No lloverá. El cielo muda cada día del azul al negro sin preámbulos. Ni siquiera anaranja como antes. No lloverá. Si mi mujer viera nuestros árboles frutales caería en una depresión, ella que nunca entristecía lo suficiente. Tan lentos, estas ramas tan raquíticas, los frutos nervudos, escuchimizados. ¿Estas son las manzanas que comeremos para aliviar el calor? ¿Estas las ciruelas, los nísperos? No lloverá. Cada mañana utilizo la manguera para regar. En verano siempre regábamos con ella, ayudábamos a los árboles a hincharse, pero nunca como ahora la tierra chupó tanta agua. Dejo la boca de la manguera junto al tronco de cada árbol y espero un rato, no demasiado, nadie dice que el agua dure para siempre. Mientras cada árbol toma lo suyo, yo voy paseando alrededor de ellos y acaricio los frutos, mido el peso en mis manos, arranco las hojas muertas, las hay muertas. Verdes sin intensidad. Las moscas me persiguen. Luego, cuando he terminado con el último, regreso al primero mientras enrollo la manguera: la tierra que rodea al membrillo está seca otra vez.

Nunca me interesé por la ingeniería, el pozo que hay detrás de los árboles ya se agotó, es el agua del grifo la que riega mi campo: ¿de dónde viene? ¿Cómo llega aquí? Enrique me dice: el pantano. Pero él no lo ha visto. ¿O sí lo ha visto? Últimamente hay algo en Enrique que me hace desconfiar, será que soy un viejo chocho que no se fía de los amigos, pero desde que llegaron los nuevos se comporta distinto, está mucho con ellos y para ellos.
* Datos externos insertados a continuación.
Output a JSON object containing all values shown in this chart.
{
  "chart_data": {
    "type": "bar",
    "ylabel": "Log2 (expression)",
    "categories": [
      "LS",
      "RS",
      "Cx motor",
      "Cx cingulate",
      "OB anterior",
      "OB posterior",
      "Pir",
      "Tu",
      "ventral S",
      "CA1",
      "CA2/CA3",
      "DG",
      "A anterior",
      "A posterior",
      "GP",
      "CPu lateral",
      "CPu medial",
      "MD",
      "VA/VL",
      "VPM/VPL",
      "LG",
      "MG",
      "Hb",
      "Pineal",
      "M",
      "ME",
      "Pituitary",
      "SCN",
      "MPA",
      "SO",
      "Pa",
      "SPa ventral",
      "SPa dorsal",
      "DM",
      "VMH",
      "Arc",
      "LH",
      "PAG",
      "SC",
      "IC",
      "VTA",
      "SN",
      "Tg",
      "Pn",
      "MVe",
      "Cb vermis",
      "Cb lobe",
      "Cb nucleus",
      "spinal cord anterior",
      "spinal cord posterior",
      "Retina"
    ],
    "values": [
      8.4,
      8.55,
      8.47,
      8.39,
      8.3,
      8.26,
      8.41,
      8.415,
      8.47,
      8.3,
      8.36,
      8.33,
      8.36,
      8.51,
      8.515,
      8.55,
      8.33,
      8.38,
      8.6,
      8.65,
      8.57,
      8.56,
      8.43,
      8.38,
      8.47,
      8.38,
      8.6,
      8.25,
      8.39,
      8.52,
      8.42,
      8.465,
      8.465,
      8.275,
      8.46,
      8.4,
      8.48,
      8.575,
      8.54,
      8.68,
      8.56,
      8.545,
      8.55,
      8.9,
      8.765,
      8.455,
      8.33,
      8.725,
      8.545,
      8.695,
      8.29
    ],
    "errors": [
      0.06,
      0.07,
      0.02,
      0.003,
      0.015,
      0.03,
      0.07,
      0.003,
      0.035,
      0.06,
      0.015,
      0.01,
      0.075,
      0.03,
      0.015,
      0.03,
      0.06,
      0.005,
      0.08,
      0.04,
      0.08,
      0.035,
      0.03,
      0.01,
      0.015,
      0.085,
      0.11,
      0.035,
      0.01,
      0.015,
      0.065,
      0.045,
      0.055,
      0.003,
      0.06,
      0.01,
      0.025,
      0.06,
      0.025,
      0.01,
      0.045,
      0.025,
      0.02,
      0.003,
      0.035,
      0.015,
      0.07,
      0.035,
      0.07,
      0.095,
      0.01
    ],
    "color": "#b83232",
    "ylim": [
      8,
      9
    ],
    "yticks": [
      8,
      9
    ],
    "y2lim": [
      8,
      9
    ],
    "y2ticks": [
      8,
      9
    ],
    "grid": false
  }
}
Y luego Ivana, con esa niña que nadie me cuenta de dónde ha sacado. Bien, yo no pregunté. No tengo años para ir preguntando. Ya no hablo con Enrique en los mismos términos. Quizá ha olvidado todo lo que conversábamos antes, cuando recién llegaron. Mi mujer diría, ¡son celos!, solo para hacerme rabiar, pues nunca fui celoso, ni siquiera de ella y de su perfil, con su risa que rebotaba en las paredes cuando íbamos a la iglesia. No son celos, ¿celos de qué?, es desconfianza, algo ciego que me aleja del mundo.

Elena y yo somos arrugas vivientes, qué puedo esperar de los que aún son jóvenes. Enrique no es ningún chaval, pero a su edad aún hay ganas para todo, y fuerzas y poderío, es normal que se acerque a lo más vivo como abeja al panal. Viene algunas mañanas a buscarme, se sienta conmigo en la puerta de casa y mientras nos secamos el sudor de la frente con nuestros pañuelos blancos, me advierte: hay que tener cuidado con el agua. Me lo dice como a los niños, como si él supiera algo que yo no sé. ¿Quiere decir que no riegue? ¿Que deje a mis árboles morir, sin sacarles el alimento? Si dejo de regarlos no darán manzanas, peras, ciruelas, membrillos. Nísperos jugosos. A él en el fondo no le importa, en todo el tiempo que lleva aquí nunca cavó la tierra y no plantó ni unos geranios. Es un negociante, utiliza lo nuestro y se abastece de lo que trae la furgoneta. Entonces me apacigua: ya comeremos de lo que traigan. Pero no, no me dejaré convencer. Una parte del abastecimiento ha de ser nuestra, si no estamos perdidos. Que luego, si quieren, traigan agua. Además, hay pozos vivos en las casas abandonadas. Yo no permitiré que mis árboles mueran. Tan viejo como soy, tan fuerte como he sido, a veces me dejo intimidar. ¿Enrique va a decirle a Elena que no les dé agua a los pollos? ¿Que no riegue su huerto? Sé lo que me preocupa. La otra noche no pude dormir bien por el calor y por el runrún de mi cabeza. Un viejo no desiste del todo hasta que se muere, pero sé que tengo que confiar en alguien y explicarle la misión. Alguien más joven con la suficiente fortaleza para enfrentarse al mar cuando sea conveniente. A priori, supongo que mi elección parece ridícula, pero si Maruja estuviera conmigo lo entendería. La única persona que puede continuar con esto es Nadia. De todos, también ella es la única que de verdad me entiende. Cómo, si no, adivina mi pensamiento cuando viene a hacerme compañía. Nadie se lo pide y ella viene. A veces no le hablo y sin embargo ella sabe, cierra las contraventanas si me molesta la luz, se levanta a por esa ciruela aún verde que ha caído incomprensiblemente del árbol y la coloca, con mimo, en la cesta de mimbre de la ventana de la cocina. Cómo sabe que me duele ver el fruto sobre la tierra seca. El fruto inmaduro que el árbol ha repudiado. Pero lo sabe.